To hang the pistons, we needed to find a stronger connecting rod. We chose Eagle for its ESP rods, forged from a high nickel and chromium 4340 steel alloy. The nickel and chromium give the steel a high tensile strength and a much improved fatigue resistance over regular high carbon, and even chromoly steels. A good feature is that the rod is forged in two pieces, with the cap forged separately. This allows it to have the metal's grain flow in a circle around the big end bore. With this forging method, there is greater strength and less distortion of the rod's big end under load. Typically, rods are machined from a one-piece forging, where the grain flow is along the length of the rod. When the big end of the rod is machined, the grain is interrupted by the hole.
The rod's beams are machined in an H profile. This profile is stiffer, putting more material where it is needed for strength and none elsewhere. With this sort of construction, an Eagle rod is typically about 100 grams lighter that most stock rods. In the machined valley of the H is a small rib at the base. This enhances the beam's strength.

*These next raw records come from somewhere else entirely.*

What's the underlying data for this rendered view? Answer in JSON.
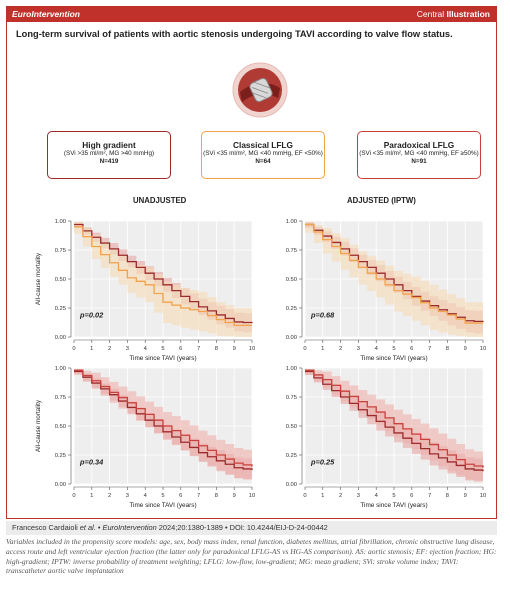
{
  "header": {
    "brand": "EuroIntervention",
    "illustration_prefix": "Central",
    "illustration_bold": "Illustration"
  },
  "headline": "Long-term survival of patients with aortic stenosis undergoing TAVI according to valve flow status.",
  "valve_icon": "tavi-valve-illustration",
  "colors": {
    "accent": "#c0312b",
    "high_gradient": "#9c2a2b",
    "classical": "#f2a24a",
    "paradoxical": "#c9413c",
    "ci_high": "#e6a9a5",
    "ci_classical": "#f7dcb8",
    "ci_paradoxical": "#efb0ab",
    "plot_bg": "#eeeeee",
    "reference_bg": "#ececec"
  },
  "groups": [
    {
      "name": "High gradient",
      "criteria": "(SVi >35 ml/m², MG >40 mmHg)",
      "n": "N=419"
    },
    {
      "name": "Classical LFLG",
      "criteria": "(SVi <35 ml/m², MG <40 mmHg, EF <50%)",
      "n": "N=64"
    },
    {
      "name": "Paradoxical LFLG",
      "criteria": "(SVi <35 ml/m², MG <40 mmHg, EF ≥50%)",
      "n": "N=91"
    }
  ],
  "column_titles": {
    "left": "UNADJUSTED",
    "right": "ADJUSTED (IPTW)"
  },
  "chart_data": [
    {
      "type": "line",
      "column": "UNADJUSTED",
      "comparison": "High gradient vs Classical LFLG",
      "ylabel": "All-cause mortality",
      "xlabel": "Time since TAVI (years)",
      "xlim": [
        0,
        10
      ],
      "ylim": [
        0,
        1
      ],
      "x_ticks": [
        "0",
        "1",
        "2",
        "3",
        "4",
        "5",
        "6",
        "7",
        "8",
        "9",
        "10"
      ],
      "y_ticks": [
        "0.00",
        "0.25",
        "0.50",
        "0.75",
        "1.00"
      ],
      "grid": true,
      "annotation": "p=0.02",
      "series": [
        {
          "group": "High gradient",
          "color": "#9c2a2b",
          "ci_color": "#e6a9a5",
          "x": [
            0,
            1,
            2,
            3,
            4,
            5,
            6,
            7,
            8,
            9,
            10
          ],
          "y": [
            0.97,
            0.86,
            0.76,
            0.65,
            0.55,
            0.45,
            0.35,
            0.26,
            0.19,
            0.13,
            0.12
          ],
          "lower": [
            0.95,
            0.82,
            0.71,
            0.6,
            0.49,
            0.39,
            0.28,
            0.19,
            0.11,
            0.05,
            0.03
          ],
          "upper": [
            0.99,
            0.9,
            0.81,
            0.7,
            0.61,
            0.51,
            0.42,
            0.33,
            0.27,
            0.21,
            0.2
          ]
        },
        {
          "group": "Classical LFLG",
          "color": "#f2a24a",
          "ci_color": "#f7dcb8",
          "x": [
            0,
            1,
            2,
            3,
            4,
            5,
            6,
            7,
            8,
            9,
            10
          ],
          "y": [
            0.95,
            0.78,
            0.64,
            0.51,
            0.45,
            0.3,
            0.25,
            0.22,
            0.15,
            0.1,
            0.1
          ],
          "lower": [
            0.89,
            0.67,
            0.52,
            0.38,
            0.3,
            0.12,
            0.08,
            0.05,
            0.01,
            0.0,
            0.0
          ],
          "upper": [
            0.99,
            0.88,
            0.76,
            0.64,
            0.6,
            0.48,
            0.42,
            0.39,
            0.3,
            0.25,
            0.25
          ]
        }
      ]
    },
    {
      "type": "line",
      "column": "ADJUSTED (IPTW)",
      "comparison": "High gradient vs Classical LFLG",
      "ylabel": "",
      "xlabel": "Time since TAVI (years)",
      "xlim": [
        0,
        10
      ],
      "ylim": [
        0,
        1
      ],
      "x_ticks": [
        "0",
        "1",
        "2",
        "3",
        "4",
        "5",
        "6",
        "7",
        "8",
        "9",
        "10"
      ],
      "y_ticks": [
        "0.00",
        "0.25",
        "0.50",
        "0.75",
        "1.00"
      ],
      "grid": true,
      "annotation": "p=0.68",
      "series": [
        {
          "group": "High gradient",
          "color": "#9c2a2b",
          "ci_color": "#e6a9a5",
          "x": [
            0,
            1,
            2,
            3,
            4,
            5,
            6,
            7,
            8,
            9,
            10
          ],
          "y": [
            0.97,
            0.87,
            0.76,
            0.65,
            0.55,
            0.45,
            0.35,
            0.27,
            0.2,
            0.14,
            0.13
          ],
          "lower": [
            0.94,
            0.82,
            0.7,
            0.59,
            0.48,
            0.38,
            0.27,
            0.18,
            0.1,
            0.04,
            0.02
          ],
          "upper": [
            0.99,
            0.91,
            0.82,
            0.71,
            0.62,
            0.52,
            0.43,
            0.35,
            0.29,
            0.23,
            0.22
          ]
        },
        {
          "group": "Classical LFLG",
          "color": "#f2a24a",
          "ci_color": "#f7dcb8",
          "x": [
            0,
            1,
            2,
            3,
            4,
            5,
            6,
            7,
            8,
            9,
            10
          ],
          "y": [
            0.97,
            0.84,
            0.72,
            0.6,
            0.5,
            0.4,
            0.34,
            0.25,
            0.19,
            0.12,
            0.12
          ],
          "lower": [
            0.9,
            0.72,
            0.58,
            0.45,
            0.34,
            0.22,
            0.14,
            0.06,
            0.02,
            0.0,
            0.0
          ],
          "upper": [
            0.99,
            0.94,
            0.85,
            0.74,
            0.66,
            0.57,
            0.52,
            0.45,
            0.37,
            0.3,
            0.3
          ]
        }
      ]
    },
    {
      "type": "line",
      "column": "UNADJUSTED",
      "comparison": "High gradient vs Paradoxical LFLG",
      "ylabel": "All-cause mortality",
      "xlabel": "Time since TAVI (years)",
      "xlim": [
        0,
        10
      ],
      "ylim": [
        0,
        1
      ],
      "x_ticks": [
        "0",
        "1",
        "2",
        "3",
        "4",
        "5",
        "6",
        "7",
        "8",
        "9",
        "10"
      ],
      "y_ticks": [
        "0.00",
        "0.25",
        "0.50",
        "0.75",
        "1.00"
      ],
      "grid": true,
      "annotation": "p=0.34",
      "series": [
        {
          "group": "High gradient",
          "color": "#9c2a2b",
          "ci_color": "#e6a9a5",
          "x": [
            0,
            1,
            2,
            3,
            4,
            5,
            6,
            7,
            8,
            9,
            10
          ],
          "y": [
            0.97,
            0.87,
            0.77,
            0.66,
            0.55,
            0.45,
            0.36,
            0.27,
            0.2,
            0.14,
            0.12
          ],
          "lower": [
            0.95,
            0.83,
            0.72,
            0.61,
            0.49,
            0.39,
            0.29,
            0.19,
            0.11,
            0.05,
            0.03
          ],
          "upper": [
            0.99,
            0.91,
            0.82,
            0.71,
            0.61,
            0.51,
            0.43,
            0.35,
            0.29,
            0.23,
            0.21
          ]
        },
        {
          "group": "Paradoxical LFLG",
          "color": "#c9413c",
          "ci_color": "#efb0ab",
          "x": [
            0,
            1,
            2,
            3,
            4,
            5,
            6,
            7,
            8,
            9,
            10
          ],
          "y": [
            0.98,
            0.89,
            0.79,
            0.7,
            0.6,
            0.5,
            0.42,
            0.33,
            0.25,
            0.18,
            0.15
          ],
          "lower": [
            0.94,
            0.82,
            0.7,
            0.6,
            0.49,
            0.38,
            0.29,
            0.2,
            0.12,
            0.05,
            0.03
          ],
          "upper": [
            0.99,
            0.96,
            0.88,
            0.8,
            0.71,
            0.62,
            0.55,
            0.46,
            0.38,
            0.31,
            0.28
          ]
        }
      ]
    },
    {
      "type": "line",
      "column": "ADJUSTED (IPTW)",
      "comparison": "High gradient vs Paradoxical LFLG",
      "ylabel": "",
      "xlabel": "Time since TAVI (years)",
      "xlim": [
        0,
        10
      ],
      "ylim": [
        0,
        1
      ],
      "x_ticks": [
        "0",
        "1",
        "2",
        "3",
        "4",
        "5",
        "6",
        "7",
        "8",
        "9",
        "10"
      ],
      "y_ticks": [
        "0.00",
        "0.25",
        "0.50",
        "0.75",
        "1.00"
      ],
      "grid": true,
      "annotation": "p=0.25",
      "series": [
        {
          "group": "High gradient",
          "color": "#9c2a2b",
          "ci_color": "#e6a9a5",
          "x": [
            0,
            1,
            2,
            3,
            4,
            5,
            6,
            7,
            8,
            9,
            10
          ],
          "y": [
            0.97,
            0.86,
            0.75,
            0.64,
            0.54,
            0.44,
            0.35,
            0.26,
            0.19,
            0.13,
            0.11
          ],
          "lower": [
            0.94,
            0.81,
            0.69,
            0.57,
            0.46,
            0.36,
            0.26,
            0.16,
            0.09,
            0.03,
            0.01
          ],
          "upper": [
            0.99,
            0.91,
            0.81,
            0.71,
            0.62,
            0.52,
            0.44,
            0.36,
            0.29,
            0.23,
            0.21
          ]
        },
        {
          "group": "Paradoxical LFLG",
          "color": "#c9413c",
          "ci_color": "#efb0ab",
          "x": [
            0,
            1,
            2,
            3,
            4,
            5,
            6,
            7,
            8,
            9,
            10
          ],
          "y": [
            0.98,
            0.9,
            0.8,
            0.71,
            0.62,
            0.52,
            0.43,
            0.34,
            0.25,
            0.17,
            0.14
          ],
          "lower": [
            0.94,
            0.83,
            0.71,
            0.61,
            0.51,
            0.4,
            0.3,
            0.2,
            0.11,
            0.04,
            0.02
          ],
          "upper": [
            0.99,
            0.97,
            0.89,
            0.81,
            0.73,
            0.64,
            0.56,
            0.48,
            0.39,
            0.3,
            0.26
          ]
        }
      ]
    }
  ],
  "reference": {
    "authors": "Francesco Cardaioli ",
    "etal": "et al.",
    "sep1": " • ",
    "journal": "EuroIntervention",
    "details": " 2024;20:1380-1389 • DOI: 10.4244/EIJ-D-24-00442"
  },
  "notes": "Variables included in the propensity score models: age, sex, body mass index, renal function, diabetes mellitus, atrial fibrillation, chronic obstructive lung disease, access route and left ventricular ejection fraction (the latter only for paradoxical LFLG-AS vs HG-AS comparison). AS: aortic stenosis; EF: ejection fraction; HG: high-gradient; IPTW: inverse probability of treatment weighting; LFLG: low-flow, low-gradient; MG: mean gradient; SVi: stroke volume index; TAVI: transcatheter aortic valve implantation"
}
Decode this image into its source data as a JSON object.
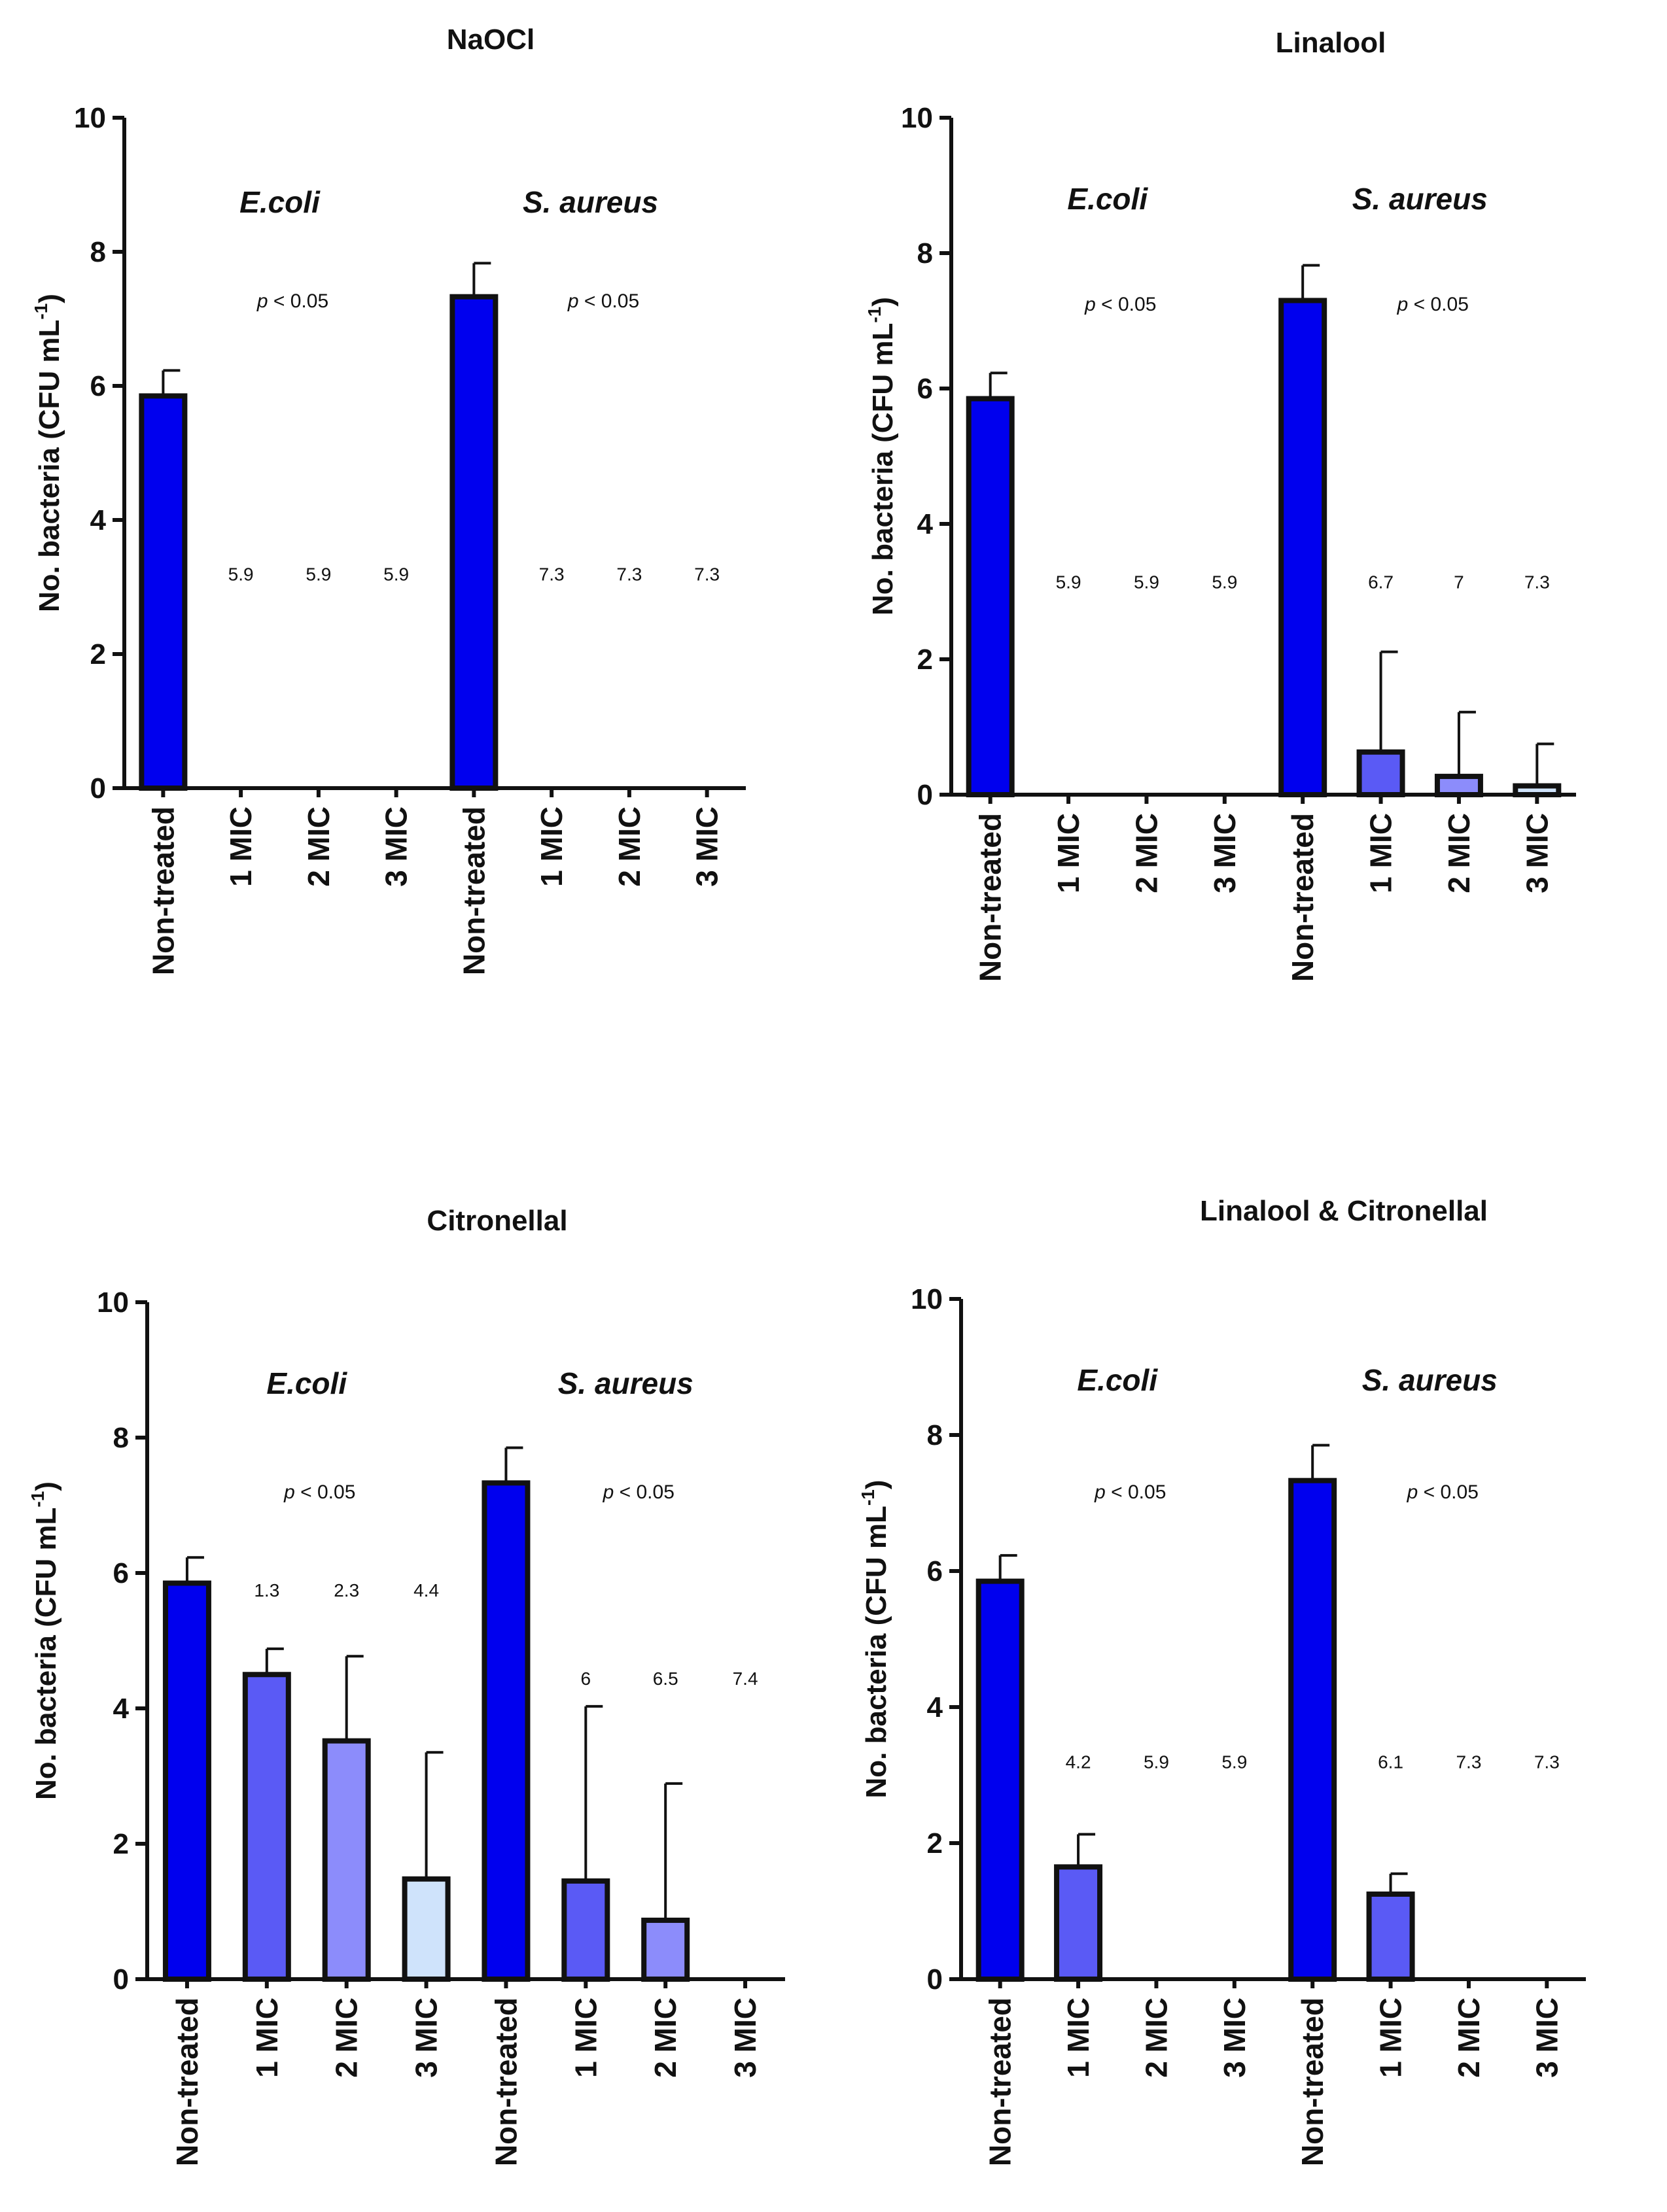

Piston pin oiling holes are drilled upwards at an angle towards the pin. This is unlike the standard practice, where pin oiling comes from a single hole drilled at the top of the rod. This hole significantly weakens the small end of the rod. By putting two smaller holes at the bottom, at the less stressed portion of the pin boss, Eagle has a much stronger part.
The rod's entire surface is machine finished. This ensures consistency in both dimension and weight. After machining, the rod is subjected to shotpeening, a process where it is bombarded by hard steel shot at high velocities.
Shotpeening helps refine the metal's grain over the surface of the rod, creating a finely grained compressed layer of steel where cracks have a hard time propagating. Shotpeening improves fatigue resistance in most steel parts by over 100 percent.
The piston pin bushing is tough silicon bronze, one of the most wear-resistant bushing materials available. As the rod bolts are the most critical part on the connecting rod, no expense was spared. Eagle uses genuine ARP 8740 7/16-inch rod bolts for all its sport compact series. These have a tensile strength of over 230,000psi, many times stronger than the factory bolts. Altogether, each new piston, pin and rod assembly weighs 1.9 pounds. The far weaker stock components weigh 2.35 pounds.
Once the block machining was complete and the parts lined up, FocusSport assembled our motor's bottom end, making doubly sure it would hold up if Holstein ever found his way behind the wheel of Project Focus SVT again. All critical clearances were double-checked and the bearings replaced with genuine Ford parts. As the stock SVT crankshaft is a beefy fully counterweighted forged part, FocusSport retained it.
With our bulletproof bottom end cinched up, next time we'll be ready to bolt on our Cosworth cylinder head, Quaife-equipped transmission and stuff it all back into the chassis. That is, just as soon as we kill all the black widow spiders that have claimed our Focus as their home for the past two years.